I don't think you'll be CPU constrained by the FX 6300. One thing about CPU bottlenecks is as long as your getting playable framerates at the bottleneck, you just pile on the detail settings until you become GPU constrained.

One thing I discovered reading another thread is that ARMA 2 and 3 are very CPU bound. I have never played these games, but apparently due to their massive maps and realistic ballistic calculation, even the FX 4100 struggles. However from the research I've done, it doesn't sound like it's well optimized for multi-threading, meaning throwing more cores at it doesn't help. It seems that having faster more efficient cores is better than having more less efficient cores.

As a side note, I checked your parts list and I only see one thing I would change. I know I discouraged you from multi-GPU, but it still doesn't hurt to give yourself that option just in case. Your choice of motherboard may limit your experience if you ever go that way. The 970 only supports CrossFire in X16X4, it doesn't split it to X8X8. Now if this chipset was PCIe 3.0, this wouldn't be such a big deal, but it maybe a little bandwidth limited on the X4 slot at PCIe 2.0. My suggestion is spend a little more money and get something with a 990X or 990FX chipset. The 990X will give you X8X8 and the 990FX will give you X16X16 or X8X8X8X8 if you wanted to get ridiculous. Don't quote me on this, but I think that the 990FX also supports SLI, but I could be wrong here.
 
Ok thanks, I'll go with the Gigabyte GA-990FXA-UD3 then. It's pretty much that same board, but black and with the 990FX chipset. So in your opinion would this be the best gaming build for $900, I just want to check for sure that i'm getting the best deal i can get and the most performance for my buck. I don't mind going with Intel or anything, it's your opinion i just want an unbiased opinion on what you think would be the best $900 computer build. So besides the motherboard i think i'm just about done, O also do you think the 212 EVO is a good CPU cooler also, i've read good reviews on it but i don't know if water cooling would be an good option or to go with a 212+ or something?
 


You already know my feelings about going Intel, but you are getting plenty of computer for $900. You should be happy with it. I know it's difficult when you have a budget, you want to get as much computer for it as you can, because you know have to make compromises to keep inside that budget.

The 990FX should give you a little more options down the road.

As for the Hyper 212 EVO, I don't have any personal experience with it, but I've read good things about it.

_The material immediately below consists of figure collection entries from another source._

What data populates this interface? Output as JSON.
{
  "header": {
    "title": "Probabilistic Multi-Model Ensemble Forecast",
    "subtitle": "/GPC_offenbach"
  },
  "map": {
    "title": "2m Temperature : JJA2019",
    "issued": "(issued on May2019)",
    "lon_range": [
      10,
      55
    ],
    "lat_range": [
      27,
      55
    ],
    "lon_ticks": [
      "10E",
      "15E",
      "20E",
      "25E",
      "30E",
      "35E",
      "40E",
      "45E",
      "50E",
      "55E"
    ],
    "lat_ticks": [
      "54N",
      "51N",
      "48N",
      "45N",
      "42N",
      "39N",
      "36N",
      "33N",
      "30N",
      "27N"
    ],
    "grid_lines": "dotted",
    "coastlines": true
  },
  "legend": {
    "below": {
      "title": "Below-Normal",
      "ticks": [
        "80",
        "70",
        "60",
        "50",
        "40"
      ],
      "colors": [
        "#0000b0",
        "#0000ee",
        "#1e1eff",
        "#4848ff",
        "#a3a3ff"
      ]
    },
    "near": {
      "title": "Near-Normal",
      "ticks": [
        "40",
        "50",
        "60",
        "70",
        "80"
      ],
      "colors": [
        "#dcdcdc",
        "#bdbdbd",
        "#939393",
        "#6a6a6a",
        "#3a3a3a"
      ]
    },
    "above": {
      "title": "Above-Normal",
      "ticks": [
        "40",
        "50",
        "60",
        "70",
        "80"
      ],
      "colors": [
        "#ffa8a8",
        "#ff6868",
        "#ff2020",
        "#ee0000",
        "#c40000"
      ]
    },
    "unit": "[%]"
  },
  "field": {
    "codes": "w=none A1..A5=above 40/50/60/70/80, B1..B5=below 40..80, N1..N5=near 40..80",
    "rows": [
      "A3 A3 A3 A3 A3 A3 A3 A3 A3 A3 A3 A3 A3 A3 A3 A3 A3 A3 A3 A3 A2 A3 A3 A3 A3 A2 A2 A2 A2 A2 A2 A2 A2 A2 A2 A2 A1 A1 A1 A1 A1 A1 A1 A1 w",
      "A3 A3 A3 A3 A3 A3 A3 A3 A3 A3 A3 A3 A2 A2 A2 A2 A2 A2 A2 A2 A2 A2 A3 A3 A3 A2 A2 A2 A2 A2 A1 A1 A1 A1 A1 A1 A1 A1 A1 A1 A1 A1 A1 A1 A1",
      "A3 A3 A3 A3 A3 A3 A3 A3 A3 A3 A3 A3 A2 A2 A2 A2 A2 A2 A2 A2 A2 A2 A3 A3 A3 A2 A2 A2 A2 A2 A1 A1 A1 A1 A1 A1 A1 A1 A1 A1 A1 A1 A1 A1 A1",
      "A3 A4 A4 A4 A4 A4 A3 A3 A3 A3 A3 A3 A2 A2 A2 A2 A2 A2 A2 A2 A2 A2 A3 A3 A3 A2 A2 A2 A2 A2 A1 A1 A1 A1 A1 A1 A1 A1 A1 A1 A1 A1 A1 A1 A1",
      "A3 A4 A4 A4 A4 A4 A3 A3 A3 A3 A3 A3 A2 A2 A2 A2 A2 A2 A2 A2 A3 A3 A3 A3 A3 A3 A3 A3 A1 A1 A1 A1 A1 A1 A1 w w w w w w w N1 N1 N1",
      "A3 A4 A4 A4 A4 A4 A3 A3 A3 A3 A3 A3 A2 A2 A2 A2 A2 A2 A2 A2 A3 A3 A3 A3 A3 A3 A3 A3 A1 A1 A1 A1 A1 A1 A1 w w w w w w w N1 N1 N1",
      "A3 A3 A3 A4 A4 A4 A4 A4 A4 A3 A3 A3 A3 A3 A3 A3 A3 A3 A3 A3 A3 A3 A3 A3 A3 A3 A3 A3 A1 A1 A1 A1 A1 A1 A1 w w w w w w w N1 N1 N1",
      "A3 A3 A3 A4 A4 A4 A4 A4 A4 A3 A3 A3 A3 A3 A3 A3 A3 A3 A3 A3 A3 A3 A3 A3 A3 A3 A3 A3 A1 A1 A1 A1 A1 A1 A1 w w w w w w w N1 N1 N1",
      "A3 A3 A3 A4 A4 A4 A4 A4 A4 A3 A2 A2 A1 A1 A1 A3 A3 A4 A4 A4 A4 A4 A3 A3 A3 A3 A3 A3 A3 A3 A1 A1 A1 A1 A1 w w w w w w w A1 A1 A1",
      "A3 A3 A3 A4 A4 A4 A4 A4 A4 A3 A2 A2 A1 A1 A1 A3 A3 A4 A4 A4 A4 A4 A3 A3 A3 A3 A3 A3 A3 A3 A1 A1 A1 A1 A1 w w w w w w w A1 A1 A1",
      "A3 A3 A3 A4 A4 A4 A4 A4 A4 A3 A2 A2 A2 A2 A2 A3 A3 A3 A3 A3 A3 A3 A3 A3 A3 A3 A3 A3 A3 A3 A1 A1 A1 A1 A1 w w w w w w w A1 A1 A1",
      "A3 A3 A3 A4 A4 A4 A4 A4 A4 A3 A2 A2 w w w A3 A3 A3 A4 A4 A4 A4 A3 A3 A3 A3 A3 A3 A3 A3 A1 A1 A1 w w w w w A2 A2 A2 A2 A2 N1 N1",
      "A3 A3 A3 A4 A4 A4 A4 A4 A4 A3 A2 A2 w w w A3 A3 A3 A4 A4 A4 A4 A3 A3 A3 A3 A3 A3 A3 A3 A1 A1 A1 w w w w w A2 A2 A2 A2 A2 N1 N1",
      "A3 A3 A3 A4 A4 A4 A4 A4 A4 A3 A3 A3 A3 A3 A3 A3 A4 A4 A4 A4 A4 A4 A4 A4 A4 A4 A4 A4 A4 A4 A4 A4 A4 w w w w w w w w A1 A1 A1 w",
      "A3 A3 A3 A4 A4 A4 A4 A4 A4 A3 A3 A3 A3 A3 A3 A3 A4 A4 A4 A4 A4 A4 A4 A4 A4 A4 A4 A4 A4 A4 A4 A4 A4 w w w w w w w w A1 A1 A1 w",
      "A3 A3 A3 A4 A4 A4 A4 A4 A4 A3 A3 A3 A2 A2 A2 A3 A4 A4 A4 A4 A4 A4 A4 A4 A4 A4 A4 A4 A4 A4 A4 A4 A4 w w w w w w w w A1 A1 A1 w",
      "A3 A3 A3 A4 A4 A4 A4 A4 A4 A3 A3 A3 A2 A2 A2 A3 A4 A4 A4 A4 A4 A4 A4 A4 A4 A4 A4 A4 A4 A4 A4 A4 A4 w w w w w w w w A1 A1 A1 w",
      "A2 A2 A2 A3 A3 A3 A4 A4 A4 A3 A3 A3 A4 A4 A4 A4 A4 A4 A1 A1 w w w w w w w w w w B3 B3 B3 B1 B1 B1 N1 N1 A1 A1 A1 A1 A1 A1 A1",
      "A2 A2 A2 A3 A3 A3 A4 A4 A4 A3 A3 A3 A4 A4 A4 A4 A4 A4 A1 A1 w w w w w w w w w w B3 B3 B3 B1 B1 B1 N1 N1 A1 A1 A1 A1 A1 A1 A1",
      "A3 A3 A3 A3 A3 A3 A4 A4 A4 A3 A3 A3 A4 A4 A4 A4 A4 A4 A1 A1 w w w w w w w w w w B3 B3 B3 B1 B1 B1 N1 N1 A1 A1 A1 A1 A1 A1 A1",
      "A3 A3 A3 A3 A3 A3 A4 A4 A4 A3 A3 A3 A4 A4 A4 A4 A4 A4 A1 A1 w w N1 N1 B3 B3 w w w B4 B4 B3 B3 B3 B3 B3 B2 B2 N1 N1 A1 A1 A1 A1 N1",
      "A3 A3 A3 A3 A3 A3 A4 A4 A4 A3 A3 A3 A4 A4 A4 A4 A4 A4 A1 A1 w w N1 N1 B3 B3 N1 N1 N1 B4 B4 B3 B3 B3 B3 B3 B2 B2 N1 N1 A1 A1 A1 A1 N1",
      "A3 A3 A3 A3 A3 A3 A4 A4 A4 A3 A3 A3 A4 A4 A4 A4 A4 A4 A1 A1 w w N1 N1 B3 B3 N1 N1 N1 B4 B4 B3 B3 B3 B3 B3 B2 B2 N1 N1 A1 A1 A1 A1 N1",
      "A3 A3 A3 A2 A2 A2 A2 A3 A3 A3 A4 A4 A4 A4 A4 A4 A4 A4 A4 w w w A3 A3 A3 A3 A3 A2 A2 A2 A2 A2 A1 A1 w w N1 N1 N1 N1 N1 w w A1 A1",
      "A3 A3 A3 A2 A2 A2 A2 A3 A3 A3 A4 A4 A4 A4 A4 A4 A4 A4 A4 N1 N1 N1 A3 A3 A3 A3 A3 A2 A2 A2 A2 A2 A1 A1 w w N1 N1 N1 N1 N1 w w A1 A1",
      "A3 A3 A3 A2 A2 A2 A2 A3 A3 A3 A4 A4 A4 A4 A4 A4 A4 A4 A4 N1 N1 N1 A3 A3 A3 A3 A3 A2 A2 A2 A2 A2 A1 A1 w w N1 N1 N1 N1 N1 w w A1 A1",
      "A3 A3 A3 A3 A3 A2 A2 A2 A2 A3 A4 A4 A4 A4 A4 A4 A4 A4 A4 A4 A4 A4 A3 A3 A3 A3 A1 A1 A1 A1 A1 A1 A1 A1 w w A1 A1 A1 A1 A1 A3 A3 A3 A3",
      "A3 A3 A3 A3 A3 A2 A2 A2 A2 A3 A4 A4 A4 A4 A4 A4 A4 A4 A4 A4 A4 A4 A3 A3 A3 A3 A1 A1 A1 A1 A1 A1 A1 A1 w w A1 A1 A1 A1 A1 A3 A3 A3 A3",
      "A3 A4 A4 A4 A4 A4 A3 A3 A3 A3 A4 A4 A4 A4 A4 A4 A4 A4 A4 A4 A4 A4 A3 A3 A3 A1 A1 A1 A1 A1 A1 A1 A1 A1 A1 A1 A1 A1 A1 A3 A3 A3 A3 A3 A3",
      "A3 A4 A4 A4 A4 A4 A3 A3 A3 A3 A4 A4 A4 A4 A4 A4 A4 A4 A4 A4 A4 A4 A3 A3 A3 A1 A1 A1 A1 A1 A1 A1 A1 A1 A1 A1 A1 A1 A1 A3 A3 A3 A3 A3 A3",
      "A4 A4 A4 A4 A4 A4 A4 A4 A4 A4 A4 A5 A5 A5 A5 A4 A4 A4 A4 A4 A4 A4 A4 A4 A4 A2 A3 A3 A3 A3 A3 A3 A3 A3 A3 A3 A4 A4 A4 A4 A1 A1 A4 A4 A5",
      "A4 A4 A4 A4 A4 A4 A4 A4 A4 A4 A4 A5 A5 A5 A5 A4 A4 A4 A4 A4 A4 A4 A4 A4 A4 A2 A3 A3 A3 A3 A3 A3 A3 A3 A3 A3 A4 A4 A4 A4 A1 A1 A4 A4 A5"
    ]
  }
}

I bought my son a Hyper 212 Plus for his system when I built it in 2009 and in my opinion, it's the best cooler in that price range. There are better coolers out there of course, but your going to spend twice as much. I imagine that the EVO will be every bit as good.
 
Should i go with the Gigabyte 990FXA-UD3 or the ASRock 990FX extreme4? I want the UEFI BIOS that comes with the ASRock board, but i kinda want some of the USB features that Gigabyte has, like the always on USB port and the 3 or 4x more power for a USB port or whatever it is. I'm leaning towards the ASRock because i'll be overclocking and i have never overclocked before and i think it would be easier on the ASRock, but i'm a little unsure. And do you think i should go with a 650W or a 750W for a PSU, or just whatever is a good deal, because i also can't really make a definite decision on what would be best.